Si Dieu existe et qu’il a promis la vie éternelle, alors il n’a que faire de nous enseigner la vie dans ce monde, mais vise à la préparation des esprits pour l’au-delà. Donc les écritures sont à prendre de manière symbolique, au plan spirituel.
Et si Dieu n’existe pas, c’est parfaitement inoffensif de les prendre ainsi.
Je vous le rappelle : je fais une distinction absolue entre monde réel et monde idéel.
Pour la compréhension de la matière, je ne me fie qu’à la physique.
Ma critique de la quantique n’est pas fondée sur tel passage de la bible, mais sur une publication de 2 chercheurs du MIT relayée par l’académie royal Britannique, qui affirment avoir trouvé une méthode de calcul à partir des trajectoires classiques.
Comment est-il possible que depuis 100 ans la science se fourvoie sur ce point ? C’est une bonne question... M’enfin, proposer un chat mort-vivant dans une boîte, comme un argument physique c’est quand-même l’indice d’un petit manque de sérieux, non ?
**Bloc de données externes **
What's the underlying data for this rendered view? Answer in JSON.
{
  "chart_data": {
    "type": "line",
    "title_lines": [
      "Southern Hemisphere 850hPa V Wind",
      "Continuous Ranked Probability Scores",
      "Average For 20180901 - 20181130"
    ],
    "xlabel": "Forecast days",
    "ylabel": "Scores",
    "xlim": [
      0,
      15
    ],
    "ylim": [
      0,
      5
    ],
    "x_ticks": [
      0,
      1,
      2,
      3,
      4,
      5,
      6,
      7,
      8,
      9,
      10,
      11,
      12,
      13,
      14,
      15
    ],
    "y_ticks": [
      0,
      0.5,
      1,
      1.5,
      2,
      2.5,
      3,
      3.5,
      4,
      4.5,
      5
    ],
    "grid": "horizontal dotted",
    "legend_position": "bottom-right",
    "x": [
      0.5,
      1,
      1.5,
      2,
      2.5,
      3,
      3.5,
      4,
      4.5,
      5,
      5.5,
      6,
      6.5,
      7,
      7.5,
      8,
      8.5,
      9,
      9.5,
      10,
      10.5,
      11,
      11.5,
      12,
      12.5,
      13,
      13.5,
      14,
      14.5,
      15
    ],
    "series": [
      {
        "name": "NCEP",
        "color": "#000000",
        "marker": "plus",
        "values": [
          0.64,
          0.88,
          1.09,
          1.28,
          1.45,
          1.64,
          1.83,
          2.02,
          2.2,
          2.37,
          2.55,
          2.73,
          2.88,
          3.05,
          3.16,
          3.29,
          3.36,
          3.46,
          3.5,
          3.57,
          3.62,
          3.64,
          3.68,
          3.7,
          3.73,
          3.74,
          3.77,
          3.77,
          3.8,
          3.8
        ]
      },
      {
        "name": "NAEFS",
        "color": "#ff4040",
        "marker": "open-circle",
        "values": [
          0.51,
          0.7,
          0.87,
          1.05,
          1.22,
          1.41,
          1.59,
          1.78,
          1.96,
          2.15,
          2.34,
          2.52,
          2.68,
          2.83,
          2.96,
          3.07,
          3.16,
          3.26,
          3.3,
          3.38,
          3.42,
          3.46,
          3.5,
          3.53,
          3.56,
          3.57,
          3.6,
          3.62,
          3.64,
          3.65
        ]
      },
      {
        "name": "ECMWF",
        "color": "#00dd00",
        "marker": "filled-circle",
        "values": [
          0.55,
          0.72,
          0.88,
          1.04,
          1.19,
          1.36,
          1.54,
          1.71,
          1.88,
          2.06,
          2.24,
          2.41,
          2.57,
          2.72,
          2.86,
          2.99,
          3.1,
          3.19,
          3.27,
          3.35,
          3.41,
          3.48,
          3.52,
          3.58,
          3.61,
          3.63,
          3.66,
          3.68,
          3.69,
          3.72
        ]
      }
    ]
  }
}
Les physiciens du XXe n’ont fait qu’enchaîner des formules mathématiques.
Contrairement aux siècles précédents, où les physiciens imaginaient d’abord un modèle physique avant de le mettre en équation, les physiciens de la MQ ont d’abord trouvés des équations, puis ont essayé d’imaginer leur modèle.
C’est la modélisation à postériori.
Slotine et Lohmiller ont un modèle parfaitement clair, qui mappe de plus très bien avec les équations : Hamilton-Jacobi est connue pour définir les plans d’onde (ou l’action est constante) perpendiculaires aux trajectoires. Ils ont retrouvé le principe de Huygens...
En fait, la fonction d’onde de Schrödinger est en réalité la somme de plusieurs flux distincts. C’est pourquoi elle n’a pas de réalité physique claire. Ce qui a une réalité physique, ce sont les flux sur chaque branche.
Schrödinger a trouvé une équation empirique sans partir d’un modèle. Il a essayé de trouver un modèle à posteriori, mais l’ennui fut qu’il avait pris une somme discrète d’éléments distincts, pour une fonction où les variables sont associées par un produit. Par conséquent, ni l’amplitude de sa fonction d’onde, ni sa phase ne représentent rien de physiques. Et donc derrière, c’est tout le modèle qui est sans queue ni tête.